Dr. Evelyn Vingilis, a professor in the department of family medicine at Western University in Ontario, has spent decades researching street racing and the behavior patterns of drivers who participate. In one academic paper, she and a co-author examined possible interventions for street racing, including ad campaigns, driver education, legislation and enforcement, and changes in car design. Vingilis found that public relations and education don’t work. Legal interventions, such as police blitzes and tough penalties, can serve as effective deterrents, but those are short-term stopgaps, not big-picture solutions. A single blitz might be effective one night, but police departments can’t blitz every night—especially when they’re already struggling with staffing issues. St. Louis police are out patrolling downtown streets, but this certainly isn’t the only issue they face. Preventing every race, particularly those that are spontaneous, isn’t possible. 
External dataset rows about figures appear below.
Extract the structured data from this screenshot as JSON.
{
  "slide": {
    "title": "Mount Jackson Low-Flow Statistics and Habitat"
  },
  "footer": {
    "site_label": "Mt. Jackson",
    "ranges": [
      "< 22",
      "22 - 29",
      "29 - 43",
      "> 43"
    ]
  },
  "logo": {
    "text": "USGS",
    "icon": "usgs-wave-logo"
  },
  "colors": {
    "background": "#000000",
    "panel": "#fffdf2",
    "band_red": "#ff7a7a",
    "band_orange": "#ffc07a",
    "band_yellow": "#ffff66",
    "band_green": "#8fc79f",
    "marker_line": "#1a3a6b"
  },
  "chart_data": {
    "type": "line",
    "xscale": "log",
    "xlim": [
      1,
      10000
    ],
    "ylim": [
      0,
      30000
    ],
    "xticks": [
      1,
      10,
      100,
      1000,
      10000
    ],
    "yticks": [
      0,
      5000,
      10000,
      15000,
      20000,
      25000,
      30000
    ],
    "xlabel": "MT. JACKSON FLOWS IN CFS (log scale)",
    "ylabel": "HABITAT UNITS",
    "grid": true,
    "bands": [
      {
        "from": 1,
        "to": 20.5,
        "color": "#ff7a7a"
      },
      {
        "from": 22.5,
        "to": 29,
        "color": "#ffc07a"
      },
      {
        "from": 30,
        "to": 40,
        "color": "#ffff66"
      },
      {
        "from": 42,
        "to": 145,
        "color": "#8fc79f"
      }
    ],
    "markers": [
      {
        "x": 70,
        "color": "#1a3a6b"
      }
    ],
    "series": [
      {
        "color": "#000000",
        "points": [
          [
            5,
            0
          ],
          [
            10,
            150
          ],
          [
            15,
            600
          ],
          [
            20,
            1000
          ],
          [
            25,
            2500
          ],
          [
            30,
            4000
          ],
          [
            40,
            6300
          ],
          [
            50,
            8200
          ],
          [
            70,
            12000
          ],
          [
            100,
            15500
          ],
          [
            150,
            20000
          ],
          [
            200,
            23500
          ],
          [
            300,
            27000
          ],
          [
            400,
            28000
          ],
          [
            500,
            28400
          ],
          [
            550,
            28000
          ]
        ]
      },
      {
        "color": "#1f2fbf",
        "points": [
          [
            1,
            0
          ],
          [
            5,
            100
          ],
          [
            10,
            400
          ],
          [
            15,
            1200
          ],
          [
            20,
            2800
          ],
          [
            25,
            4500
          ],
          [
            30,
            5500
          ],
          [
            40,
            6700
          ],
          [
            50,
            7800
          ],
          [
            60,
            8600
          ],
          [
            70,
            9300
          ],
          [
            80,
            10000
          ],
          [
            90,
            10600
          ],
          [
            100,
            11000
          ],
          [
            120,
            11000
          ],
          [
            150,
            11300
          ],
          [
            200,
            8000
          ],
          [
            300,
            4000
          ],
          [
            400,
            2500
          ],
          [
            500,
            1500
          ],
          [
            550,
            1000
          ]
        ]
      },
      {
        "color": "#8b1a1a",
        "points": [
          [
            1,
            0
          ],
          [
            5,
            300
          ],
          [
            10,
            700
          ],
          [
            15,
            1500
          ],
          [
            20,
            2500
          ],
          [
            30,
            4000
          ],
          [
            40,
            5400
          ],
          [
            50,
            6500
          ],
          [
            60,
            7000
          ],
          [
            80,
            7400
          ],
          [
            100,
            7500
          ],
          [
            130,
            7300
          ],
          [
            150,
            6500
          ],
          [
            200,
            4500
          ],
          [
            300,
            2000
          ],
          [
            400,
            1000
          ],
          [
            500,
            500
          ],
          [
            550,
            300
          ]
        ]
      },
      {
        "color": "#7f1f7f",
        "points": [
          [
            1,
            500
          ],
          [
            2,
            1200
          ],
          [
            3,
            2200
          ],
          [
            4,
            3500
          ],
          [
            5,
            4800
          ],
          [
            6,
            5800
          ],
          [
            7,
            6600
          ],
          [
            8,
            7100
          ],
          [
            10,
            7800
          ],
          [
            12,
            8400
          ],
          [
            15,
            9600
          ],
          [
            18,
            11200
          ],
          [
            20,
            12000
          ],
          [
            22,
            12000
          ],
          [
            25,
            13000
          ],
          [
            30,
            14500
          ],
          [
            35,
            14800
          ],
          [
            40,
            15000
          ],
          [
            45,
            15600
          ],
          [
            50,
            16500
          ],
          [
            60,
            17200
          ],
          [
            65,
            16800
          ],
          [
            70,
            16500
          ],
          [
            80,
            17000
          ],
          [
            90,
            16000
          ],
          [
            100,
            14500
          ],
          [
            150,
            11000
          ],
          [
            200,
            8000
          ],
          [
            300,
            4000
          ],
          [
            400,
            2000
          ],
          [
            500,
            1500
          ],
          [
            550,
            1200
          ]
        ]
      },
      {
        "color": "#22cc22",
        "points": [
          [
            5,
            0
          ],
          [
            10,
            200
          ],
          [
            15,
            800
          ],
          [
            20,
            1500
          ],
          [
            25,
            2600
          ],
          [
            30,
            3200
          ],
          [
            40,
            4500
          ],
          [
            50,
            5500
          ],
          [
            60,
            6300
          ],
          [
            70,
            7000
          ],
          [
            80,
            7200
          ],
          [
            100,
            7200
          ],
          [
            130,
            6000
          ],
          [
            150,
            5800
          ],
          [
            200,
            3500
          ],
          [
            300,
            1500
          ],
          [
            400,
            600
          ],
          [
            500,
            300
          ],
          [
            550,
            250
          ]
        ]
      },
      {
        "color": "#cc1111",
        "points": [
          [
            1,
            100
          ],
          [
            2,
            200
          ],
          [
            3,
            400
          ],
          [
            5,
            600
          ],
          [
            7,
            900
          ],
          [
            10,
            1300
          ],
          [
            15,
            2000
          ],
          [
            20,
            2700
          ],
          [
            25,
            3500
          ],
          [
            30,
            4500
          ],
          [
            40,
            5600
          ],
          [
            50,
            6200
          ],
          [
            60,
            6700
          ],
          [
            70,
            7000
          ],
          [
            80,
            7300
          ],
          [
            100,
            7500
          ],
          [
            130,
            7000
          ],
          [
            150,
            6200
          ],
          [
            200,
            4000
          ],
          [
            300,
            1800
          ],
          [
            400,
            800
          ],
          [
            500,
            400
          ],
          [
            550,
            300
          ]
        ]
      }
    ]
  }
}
A radical answer could be reducing the power of street-legal cars, many of which are, as she notes, sold as fast, exciting machines. The use of governors and monitoring devices could also be a way to get drivers to slow down. Of course, getting widespread buy-in on such extreme modifications to car design and performance feels unlikely. Even if this would be the most effective approach, the answer probably lies elsewhere.

The Role of Urban Design

What if instead of arresting drivers and modifying cars, we considered the urban areas these drivers are racing through? That could mean narrowing streets, reducing lanes, introducing more green spaces—think pocket parks—and generally making a place like downtown St. Louis less inviting to racers and more inviting to pedestrians. The temporary concrete barriers the city has installed to calm traffic and create one-way streets could become planters, sculptures, even outdoor seating for restaurants. It might, in fact, be easier to obtain grants and donations to build things like mini parks and planters than it would be to tackle street racing more directly. 
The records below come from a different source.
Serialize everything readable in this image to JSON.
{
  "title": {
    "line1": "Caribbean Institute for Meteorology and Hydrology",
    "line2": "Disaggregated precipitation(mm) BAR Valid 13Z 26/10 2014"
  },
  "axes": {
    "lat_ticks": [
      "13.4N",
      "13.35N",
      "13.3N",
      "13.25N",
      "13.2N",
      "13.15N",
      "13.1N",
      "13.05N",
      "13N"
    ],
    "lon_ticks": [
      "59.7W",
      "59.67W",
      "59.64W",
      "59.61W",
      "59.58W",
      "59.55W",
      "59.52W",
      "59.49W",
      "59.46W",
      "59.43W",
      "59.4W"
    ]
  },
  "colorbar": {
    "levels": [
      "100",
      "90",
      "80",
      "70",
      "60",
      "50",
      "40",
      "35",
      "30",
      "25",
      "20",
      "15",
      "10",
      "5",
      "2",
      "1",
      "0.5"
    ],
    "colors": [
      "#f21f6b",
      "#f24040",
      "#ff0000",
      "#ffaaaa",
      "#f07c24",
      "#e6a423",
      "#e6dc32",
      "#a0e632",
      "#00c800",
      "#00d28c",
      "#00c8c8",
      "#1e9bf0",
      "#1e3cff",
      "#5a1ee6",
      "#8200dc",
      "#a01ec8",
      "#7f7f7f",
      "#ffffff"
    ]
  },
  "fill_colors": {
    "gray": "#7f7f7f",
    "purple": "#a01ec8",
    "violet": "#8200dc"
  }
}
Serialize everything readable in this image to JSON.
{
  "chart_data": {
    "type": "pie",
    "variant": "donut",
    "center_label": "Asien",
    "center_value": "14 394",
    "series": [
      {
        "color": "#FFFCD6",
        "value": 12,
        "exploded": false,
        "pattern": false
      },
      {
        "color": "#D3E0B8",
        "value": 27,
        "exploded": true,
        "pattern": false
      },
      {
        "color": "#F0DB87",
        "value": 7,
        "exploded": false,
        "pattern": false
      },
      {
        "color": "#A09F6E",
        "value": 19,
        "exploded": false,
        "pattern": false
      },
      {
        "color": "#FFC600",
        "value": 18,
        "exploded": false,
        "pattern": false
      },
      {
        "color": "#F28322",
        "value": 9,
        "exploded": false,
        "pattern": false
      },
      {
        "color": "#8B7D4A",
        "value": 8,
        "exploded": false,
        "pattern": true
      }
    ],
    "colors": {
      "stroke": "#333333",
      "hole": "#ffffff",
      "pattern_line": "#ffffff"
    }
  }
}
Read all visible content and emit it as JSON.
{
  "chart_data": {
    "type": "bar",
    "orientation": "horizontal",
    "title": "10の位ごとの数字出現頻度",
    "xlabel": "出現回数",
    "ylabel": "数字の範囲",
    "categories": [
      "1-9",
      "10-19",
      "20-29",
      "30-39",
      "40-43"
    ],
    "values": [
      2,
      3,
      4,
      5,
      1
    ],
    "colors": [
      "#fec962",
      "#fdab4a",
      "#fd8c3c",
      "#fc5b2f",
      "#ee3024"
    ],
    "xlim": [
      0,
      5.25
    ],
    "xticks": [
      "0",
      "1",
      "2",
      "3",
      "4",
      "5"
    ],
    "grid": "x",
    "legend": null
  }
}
The “Slow City” concept, which emphasizes accessibility rather than mobility, has caught on in European cities including Paris and Helsinki. Closer to home, it’s worth considering whether the time is ripe to embrace such an idea. As cities have emerged from the depths of the pandemic, we’ve already seen countless urban areas reimagined to make them more habitable for diners, cyclists, and walkers. It seems that this would work in St. Louis, too, given the popularity of things like carless days in Tower Grove Park, the increased options for outdoor dining, and a number of upcoming projects that will give cyclists more room on main city thoroughfares.

“Our cities in North America were, from the very beginning, built for cars,” Vingilis says. “European cities, on the other hand, evolved organically from the city center being old. You have small streets, and you can’t really get cars into those downtown corridors. If you go to some place like Seville in Spain, it’s all walkable. It programs people and makes it normative to think about a slower city life, where you can sit down at an outdoor café and you can feel safe to do that.”
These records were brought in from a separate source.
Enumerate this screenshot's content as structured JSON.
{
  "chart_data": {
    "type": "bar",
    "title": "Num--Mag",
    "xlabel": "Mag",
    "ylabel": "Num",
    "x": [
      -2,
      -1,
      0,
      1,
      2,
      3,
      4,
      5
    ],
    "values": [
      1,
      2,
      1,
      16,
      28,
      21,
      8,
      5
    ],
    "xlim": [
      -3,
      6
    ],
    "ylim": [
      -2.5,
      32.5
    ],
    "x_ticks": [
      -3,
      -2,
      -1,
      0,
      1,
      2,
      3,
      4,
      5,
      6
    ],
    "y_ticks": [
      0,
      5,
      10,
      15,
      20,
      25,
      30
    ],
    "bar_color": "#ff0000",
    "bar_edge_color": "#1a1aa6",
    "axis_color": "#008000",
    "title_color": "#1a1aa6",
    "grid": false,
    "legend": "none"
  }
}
The way a city is designed tells you how to use it. In a way, the wide swaths of concrete in downtown St. Louis are telling racers that the city is theirs to use. Reorienting the neighborhood away from the cars that drive through it and instead designing it for the people who live and work there might make it harder for cars to pick up speed. It might just encourage street racers to find safer spaces, like the one across the river.